Grand Prix de la Semaine de la critique, Simón de la montaña est, comme souvent dans cette sélection, un premier film. Mais c’est aussi l’un des derniers financés par l’Institut national du cinéma argentin, réduit depuis en charpie par la tronçonneuse de Javier Milei. L’enthousiasme face à cette œuvre riche, pleine de vie, coming of age cabossé et complexe se partage avec un triste sentiment de gâchis quant à l’impossibilité de créer qui va désormais s’imposer aux artistes de ce pays.
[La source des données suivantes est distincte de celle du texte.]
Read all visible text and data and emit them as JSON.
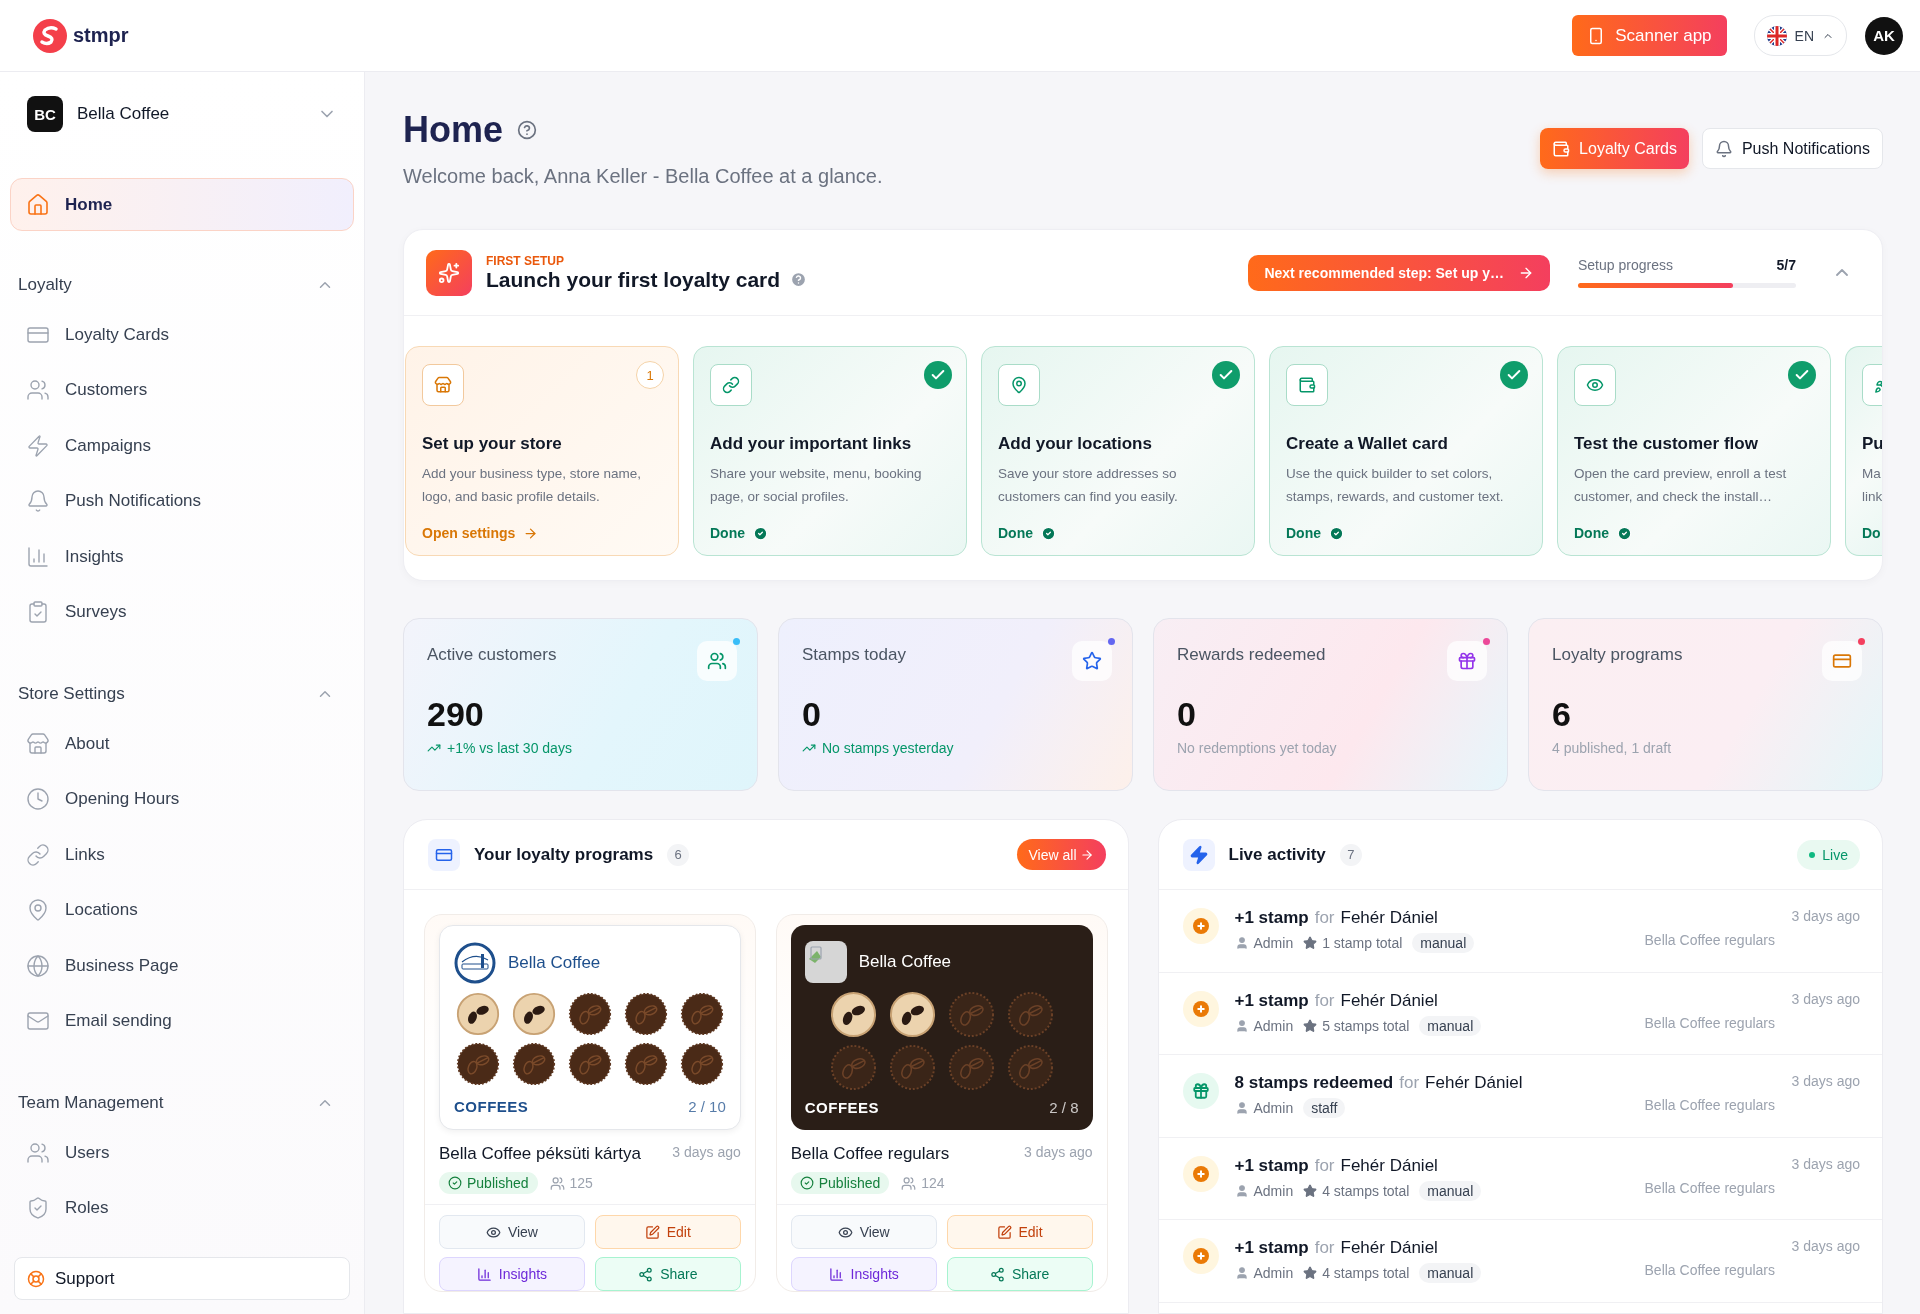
{
  "topbar": {
    "logo": "stmpr",
    "scanner_button": "Scanner app",
    "language": "EN",
    "avatar": "AK"
  },
  "sidebar": {
    "store": {
      "initials": "BC",
      "name": "Bella Coffee"
    },
    "nav": [
      {
        "label": "Home",
        "selected": true
      }
    ],
    "sections": [
      {
        "title": "Loyalty",
        "expanded": true,
        "items": [
          {
            "label": "Loyalty Cards",
            "selected": false
          },
          {
            "label": "Customers",
            "selected": false
          },
          {
            "label": "Campaigns",
            "selected": false
          },
          {
            "label": "Push Notifications",
            "selected": false
          },
          {
            "label": "Insights",
            "selected": false
          },
          {
            "label": "Surveys",
            "selected": false
          }
        ]
      },
      {
        "title": "Store Settings",
        "expanded": true,
        "items": [
          {
            "label": "About",
            "selected": false
          },
          {
            "label": "Opening Hours",
            "selected": false
          },
          {
            "label": "Links",
            "selected": false
          },
          {
            "label": "Locations",
            "selected": false
          },
          {
            "label": "Business Page",
            "selected": false
          },
          {
            "label": "Email sending",
            "selected": false
          }
        ]
      },
      {
        "title": "Team Management",
        "expanded": true,
        "items": [
          {
            "label": "Users",
            "selected": false
          },
          {
            "label": "Roles",
            "selected": false
          }
        ]
      }
    ],
    "support": "Support"
  },
  "header": {
    "title": "Home",
    "subtitle": "Welcome back, Anna Keller - Bella Coffee at a glance.",
    "buttons": [
      {
        "label": "Loyalty Cards",
        "kind": "primary"
      },
      {
        "label": "Push Notifications",
        "kind": "secondary"
      }
    ]
  },
  "setup": {
    "eyebrow": "FIRST SETUP",
    "title": "Launch your first loyalty card",
    "next_step": "Next recommended step: Set up y…",
    "progress_label": "Setup progress",
    "progress_count": "5/7",
    "level": 0.71,
    "expanded": true,
    "steps": [
      {
        "title": "Set up your store",
        "description": "Add your business type, store name, logo, and basic profile details.",
        "action": "Open settings",
        "badge": "1",
        "done": false,
        "partial": false
      },
      {
        "title": "Add your important links",
        "description": "Share your website, menu, booking page, or social profiles.",
        "action": "Done",
        "done": true,
        "partial": false
      },
      {
        "title": "Add your locations",
        "description": "Save your store addresses so customers can find you easily.",
        "action": "Done",
        "done": true,
        "partial": false
      },
      {
        "title": "Create a Wallet card",
        "description": "Use the quick builder to set colors, stamps, rewards, and customer text.",
        "action": "Done",
        "done": true,
        "partial": false
      },
      {
        "title": "Test the customer flow",
        "description": "Open the card preview, enroll a test customer, and check the install…",
        "action": "Done",
        "done": true,
        "partial": false
      },
      {
        "title": "Pu",
        "description": "Ma link",
        "action": "Do",
        "done": true,
        "partial": true
      }
    ]
  },
  "stats": [
    {
      "label": "Active customers",
      "value": "290",
      "note": "+1% vs last 30 days",
      "trend": true,
      "color": "#38bdf8"
    },
    {
      "label": "Stamps today",
      "value": "0",
      "note": "No stamps yesterday",
      "trend": true,
      "color": "#6366f1"
    },
    {
      "label": "Rewards redeemed",
      "value": "0",
      "note": "No redemptions yet today",
      "trend": false,
      "color": "#ec4899"
    },
    {
      "label": "Loyalty programs",
      "value": "6",
      "note": "4 published, 1 draft",
      "trend": false,
      "color": "#f43f5e"
    }
  ],
  "programs": {
    "title": "Your loyalty programs",
    "count": "6",
    "view_all": "View all",
    "items": [
      {
        "kind": "light",
        "brand": "Bella Coffee",
        "stamp_label": "COFFEES",
        "stamp_count": "2 / 10",
        "stamps": [
          {
            "filled": true
          },
          {
            "filled": true
          },
          {
            "filled": false
          },
          {
            "filled": false
          },
          {
            "filled": false
          },
          {
            "filled": false
          },
          {
            "filled": false
          },
          {
            "filled": false
          },
          {
            "filled": false
          },
          {
            "filled": false
          }
        ],
        "name": "Bella Coffee péksüti kártya",
        "time": "3 days ago",
        "status": "Published",
        "members": "125",
        "actions": [
          {
            "label": "View",
            "kind": "view"
          },
          {
            "label": "Edit",
            "kind": "edit"
          },
          {
            "label": "Insights",
            "kind": "insights"
          },
          {
            "label": "Share",
            "kind": "share"
          }
        ]
      },
      {
        "kind": "dark",
        "brand": "Bella Coffee",
        "stamp_label": "COFFEES",
        "stamp_count": "2 / 8",
        "stamps": [
          {
            "filled": true
          },
          {
            "filled": true
          },
          {
            "filled": false
          },
          {
            "filled": false
          },
          {
            "filled": false
          },
          {
            "filled": false
          },
          {
            "filled": false
          },
          {
            "filled": false
          }
        ],
        "name": "Bella Coffee regulars",
        "time": "3 days ago",
        "status": "Published",
        "members": "124",
        "actions": [
          {
            "label": "View",
            "kind": "view"
          },
          {
            "label": "Edit",
            "kind": "edit"
          },
          {
            "label": "Insights",
            "kind": "insights"
          },
          {
            "label": "Share",
            "kind": "share"
          }
        ]
      }
    ]
  },
  "activity": {
    "title": "Live activity",
    "count": "7",
    "live": "Live",
    "rows": [
      {
        "kind": "stamp",
        "action": "+1 stamp",
        "connector": "for",
        "customer": "Fehér Dániel",
        "actor": "Admin",
        "total": "1 stamp total",
        "tag": "manual",
        "program": "Bella Coffee regulars",
        "time": "3 days ago"
      },
      {
        "kind": "stamp",
        "action": "+1 stamp",
        "connector": "for",
        "customer": "Fehér Dániel",
        "actor": "Admin",
        "total": "5 stamps total",
        "tag": "manual",
        "program": "Bella Coffee regulars",
        "time": "3 days ago"
      },
      {
        "kind": "redeem",
        "action": "8 stamps redeemed",
        "connector": "for",
        "customer": "Fehér Dániel",
        "actor": "Admin",
        "tag": "staff",
        "program": "Bella Coffee regulars",
        "time": "3 days ago"
      },
      {
        "kind": "stamp",
        "action": "+1 stamp",
        "connector": "for",
        "customer": "Fehér Dániel",
        "actor": "Admin",
        "total": "4 stamps total",
        "tag": "manual",
        "program": "Bella Coffee regulars",
        "time": "3 days ago"
      },
      {
        "kind": "stamp",
        "action": "+1 stamp",
        "connector": "for",
        "customer": "Fehér Dániel",
        "actor": "Admin",
        "total": "4 stamps total",
        "tag": "manual",
        "program": "Bella Coffee regulars",
        "time": "3 days ago"
      }
    ]
  }
}
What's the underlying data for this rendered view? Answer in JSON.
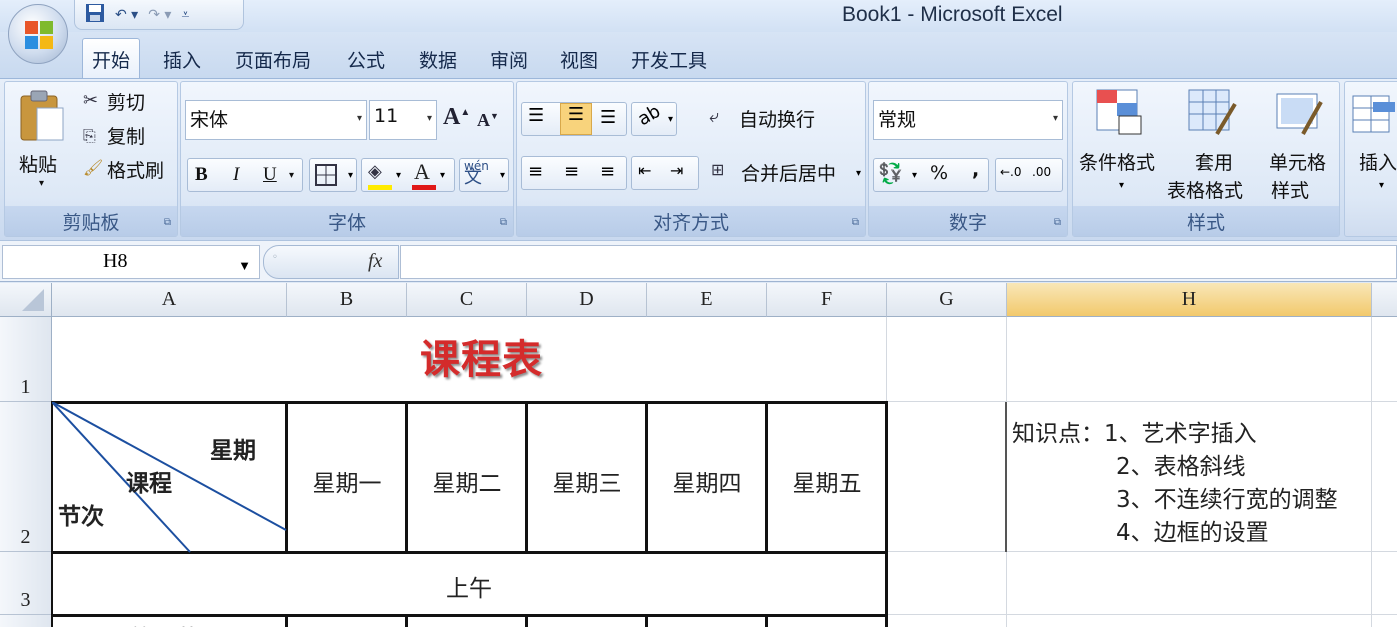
{
  "window": {
    "title": "Book1 - Microsoft Excel"
  },
  "tabs": [
    "开始",
    "插入",
    "页面布局",
    "公式",
    "数据",
    "审阅",
    "视图",
    "开发工具"
  ],
  "ribbon": {
    "clipboard": {
      "paste": "粘贴",
      "cut": "剪切",
      "copy": "复制",
      "format_painter": "格式刷",
      "label": "剪贴板"
    },
    "font": {
      "name": "宋体",
      "size": "11",
      "bold": "B",
      "italic": "I",
      "underline": "U",
      "font_color": "A",
      "label": "字体"
    },
    "alignment": {
      "wrap": "自动换行",
      "merge": "合并后居中",
      "label": "对齐方式"
    },
    "number": {
      "format": "常规",
      "percent": "%",
      "comma": ",",
      "label": "数字"
    },
    "styles": {
      "conditional": "条件格式",
      "table_format_1": "套用",
      "table_format_2": "表格格式",
      "cell_style_1": "单元格",
      "cell_style_2": "样式",
      "label": "样式"
    },
    "cells": {
      "insert": "插入"
    }
  },
  "formula_bar": {
    "name_box": "H8",
    "fx": "fx",
    "content": ""
  },
  "columns": [
    "A",
    "B",
    "C",
    "D",
    "E",
    "F",
    "G",
    "H"
  ],
  "rows": [
    "1",
    "2",
    "3"
  ],
  "sheet": {
    "title": "课程表",
    "diag_week": "星期",
    "diag_course": "课程",
    "diag_period": "节次",
    "days": [
      "星期一",
      "星期二",
      "星期三",
      "星期四",
      "星期五"
    ],
    "morning": "上午",
    "row4_partial": "第一节",
    "notes": [
      "知识点：1、艺术字插入",
      "2、表格斜线",
      "3、不连续行宽的调整",
      "4、边框的设置"
    ]
  },
  "colors": {
    "title_red": "#d42b2b",
    "ribbon_blue": "#dfe9f5"
  }
}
Simón de la montaña a est un récit initiatique atypique, entièrement rivé au point de vue de son personnage éponyme, adolescent en quête d’identité dans un monde opaque, et qui trouve dans un groupe de jeunes en situation de handicap une nouvelle famille. Une variation contradictoire à Vol au-dessus d’un nid de coucou, en somme, puisqu’il souhaite à tout prix intégrer la communauté, quitte à s’inventer un handicap fictif. Le regard sur le handicap s’en voit modifié : loin de l’angélisme béat sur les leçons traditionnelles de tolérance face à la « différence », le film s’attache à suivre un jeune homme ayant pris conscience de son atypisme, et tentant, au contact des autres, à l’identifier, le définir et le déployer. Le portrait de cet être en construction déjoue donc les attendus du genre (à la Un p’tit truc en plus, par exemple, qui ne déméritait pourtant pas dans son académisme moraliste), et la complexité de Simon (manipulateur ? chef de bande imposé du fait de son absence de handicap ?) lui confère une place ambivalente, où il va autant intégrer un clan que le mener à une forme de sédition et de révolte qui pourrait le mettre en danger. De la même manière, le regard sur cette communauté, joué par des comédiennes et comédiens en situation de handicap, poursuit cette complexité en explorant toutes leurs facettes, où la cruauté trouvent nécessairement leur place.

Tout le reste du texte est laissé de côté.